Archive for June 19th, 2009

‘The Administration Has It Exactly Right’

Friday, June 19th, 2009

I don’t often find myself rushing to quote NY Times columnist David Brooks. He’s conservative, he supported McCain in the election, and he’s a regular critic of President Obama.

All of which makes it even more noteworthy that in his column this morning, he applauded Obama for the administration’s response to the uprising in Iran.

Yes, Obama has been legalistic, supporting the protestors while recognizing Iran’s sovereignty, and therefore short on sincerity and heart.

But as Brooks writes: “When you don’t know what’s happening, it’s sensible to do as little as possible because anything you do might cause more harm than good.”

What’s important is that the Obama administration understands the scope of what is happening. And on the big issue, my understanding is that the administration has it exactly right.

The core lesson of these events is that the Iranian regime is fragile at the core … From now on, the central issue of Iran-Western relations won’t be the nuclear program. The regime is more fragile than the program. The regime is more likely to go away than the program.

As the AP notes, Ayatollah Ali Khamenei, who warned ominously today that his regime will crack down on protestors, has already sought to use Obama’s words to paint this as an American-fomented uprising.

“Khamenei reacted strongly,” The AP writes, ”saying Obama’s statements contradicted the president’s stated goal of opening dialogue with Iran and the conciliatory tone of other recent American messages.”

“The U.S. president said ‘We were waiting for a day like this to see people on the street,’” Khamenei said. “They write to us and say they respect the Islamic Republic and then they make comments like this. … Which one should we believe?”

There are things Obama can do, Brooks writes, to help hasten the fall of the regime, including economic and cultural sanctions, presidential visits to the United States for key dissidents, and “the unapologetic condemnation of the regime’s barbarities.”

Unfortunately, it looks like our president may have ample opportunity to employ the latter in the days to come.

‘A Nation of People’

Friday, June 19th, 2009

How does the uprising in Iran look from my perspective, as a Jewish American?

Hundreds of thousands — by some estimates millions – of people protesting against a fraudulent election and a repressive regime? Thousands streaming through the streets in silent protest? A revolution facilitated by a Web site that gives users only 140 characters to make their point?

For nearly a week now, I’ve been contemplating how to respond, and I can’t get past one fundamental thing: The ire of the Iranian people is directed squarely at President Ahmadinejad, a madman with well-known and often articulated anti-Semitic and anti-Israel views.

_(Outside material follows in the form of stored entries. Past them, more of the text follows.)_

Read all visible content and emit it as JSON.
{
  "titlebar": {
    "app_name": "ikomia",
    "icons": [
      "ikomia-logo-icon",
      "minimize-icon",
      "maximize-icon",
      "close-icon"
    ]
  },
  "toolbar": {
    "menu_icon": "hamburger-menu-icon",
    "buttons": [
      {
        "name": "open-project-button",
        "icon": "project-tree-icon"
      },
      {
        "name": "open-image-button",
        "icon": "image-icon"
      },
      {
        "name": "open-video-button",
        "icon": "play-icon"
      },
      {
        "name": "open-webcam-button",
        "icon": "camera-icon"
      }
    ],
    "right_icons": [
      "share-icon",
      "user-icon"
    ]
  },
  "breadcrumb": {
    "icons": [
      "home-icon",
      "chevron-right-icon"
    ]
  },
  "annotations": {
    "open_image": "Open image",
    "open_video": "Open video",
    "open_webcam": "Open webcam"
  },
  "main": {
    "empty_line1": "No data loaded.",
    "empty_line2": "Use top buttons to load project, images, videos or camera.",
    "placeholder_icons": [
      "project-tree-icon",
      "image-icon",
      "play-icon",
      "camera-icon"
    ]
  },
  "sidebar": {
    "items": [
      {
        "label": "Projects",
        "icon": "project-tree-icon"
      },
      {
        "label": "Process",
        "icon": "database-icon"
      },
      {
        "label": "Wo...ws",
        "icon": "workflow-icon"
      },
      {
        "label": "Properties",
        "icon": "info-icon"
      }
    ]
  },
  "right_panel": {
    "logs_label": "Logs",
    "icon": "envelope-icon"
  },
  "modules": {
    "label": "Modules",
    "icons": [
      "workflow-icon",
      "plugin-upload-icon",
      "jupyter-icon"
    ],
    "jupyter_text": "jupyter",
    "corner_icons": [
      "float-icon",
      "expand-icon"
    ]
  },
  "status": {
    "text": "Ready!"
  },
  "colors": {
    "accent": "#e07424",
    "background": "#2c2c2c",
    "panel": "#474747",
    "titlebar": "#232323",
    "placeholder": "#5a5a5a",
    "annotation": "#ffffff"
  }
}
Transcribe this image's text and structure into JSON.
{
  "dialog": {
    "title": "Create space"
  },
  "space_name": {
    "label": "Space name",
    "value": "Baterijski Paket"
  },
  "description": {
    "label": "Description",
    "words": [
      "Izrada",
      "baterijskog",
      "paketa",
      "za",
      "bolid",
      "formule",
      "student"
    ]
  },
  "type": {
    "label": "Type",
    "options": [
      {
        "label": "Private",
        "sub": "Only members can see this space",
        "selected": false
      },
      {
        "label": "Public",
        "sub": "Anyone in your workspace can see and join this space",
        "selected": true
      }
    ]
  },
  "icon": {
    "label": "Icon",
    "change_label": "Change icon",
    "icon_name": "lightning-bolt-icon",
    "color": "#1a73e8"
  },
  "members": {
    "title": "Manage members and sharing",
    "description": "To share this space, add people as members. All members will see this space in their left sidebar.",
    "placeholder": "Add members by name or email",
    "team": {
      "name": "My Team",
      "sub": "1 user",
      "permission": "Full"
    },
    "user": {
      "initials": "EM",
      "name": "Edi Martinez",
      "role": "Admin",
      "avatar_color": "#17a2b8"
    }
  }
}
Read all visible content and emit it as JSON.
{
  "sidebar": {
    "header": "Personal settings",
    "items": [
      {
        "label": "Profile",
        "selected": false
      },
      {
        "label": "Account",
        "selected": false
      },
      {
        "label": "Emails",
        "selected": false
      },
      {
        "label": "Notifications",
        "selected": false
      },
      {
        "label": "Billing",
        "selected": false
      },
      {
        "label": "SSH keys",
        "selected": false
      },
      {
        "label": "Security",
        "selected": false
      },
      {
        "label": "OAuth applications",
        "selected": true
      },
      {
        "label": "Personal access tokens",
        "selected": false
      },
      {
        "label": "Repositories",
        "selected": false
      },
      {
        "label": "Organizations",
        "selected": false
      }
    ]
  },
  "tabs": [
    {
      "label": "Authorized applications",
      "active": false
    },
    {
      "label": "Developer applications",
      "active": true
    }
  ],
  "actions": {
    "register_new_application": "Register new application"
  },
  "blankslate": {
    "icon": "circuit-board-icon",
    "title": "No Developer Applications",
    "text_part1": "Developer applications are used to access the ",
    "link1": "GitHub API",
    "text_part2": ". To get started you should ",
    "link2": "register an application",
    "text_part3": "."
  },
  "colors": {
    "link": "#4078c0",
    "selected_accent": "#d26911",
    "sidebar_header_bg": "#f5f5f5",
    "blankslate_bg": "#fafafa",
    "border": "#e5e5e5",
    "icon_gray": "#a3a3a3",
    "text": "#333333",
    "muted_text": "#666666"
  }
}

Here are some of the Ahmadinejad quotes that are seared into the collective conscience of my Jewish community:

  • “The skirmishes in the occupied land are part of a war of destiny. The outcome of hundreds of years of war will be defined in Palestinian land. As the Imam said, Israel must be wiped off the map.”
  • “Israel is a tyrannical regime that will one day will be destroyed.”
  • “The real Holocaust is what is happening in Palestine where the Zionists avail themselves of the fairy tale of Holocaust as blackmail and justification for killing children and women and making innocent people homeless.”

This, and so much more.

I’m not naive enough to think that those people out on the street are somehow now embracing Israel. I doubt most of them have ever met a Jew — there aren’t many left in the country. This is clearly an Iranian uprising, with uniquely Iranian origins. But part of what the people are protesting against is Ahmadinejad’s totalitarian, anti-Democratic excesses, including his anti-Western sabre-rattling. It may not be linked, but they are risking their lives to stand against one of the world’s most notorious anti-Semites.

Before the election, it was so easy to imagine Ahmadinejad represented a monolithic Iranian viewpoint. When he said Israel would be erased, his was the voice of Iran.

Now, we see that Iran has another voice. And like everyone else, the Israelis are moved by what they hear.

“We are all revolutionaries here,” Bradley Burston writes in today’s Haaretz:

The people in Tehran’s streets have made it possible to begin to see past Ahmadinejad. I have to get used to Iran not as a cartoon bully, but as my neighbor. Not because they will go nuclear … though nuclear they may well go. But because it is a nation of people, as we are, not pawns in an increasingly obsolete revolution.

A nation of people. People who use cell phones and send tweets.

As much as we knew this before, if we stopped and thought about it, we see it now — we feel it — and that changes everything.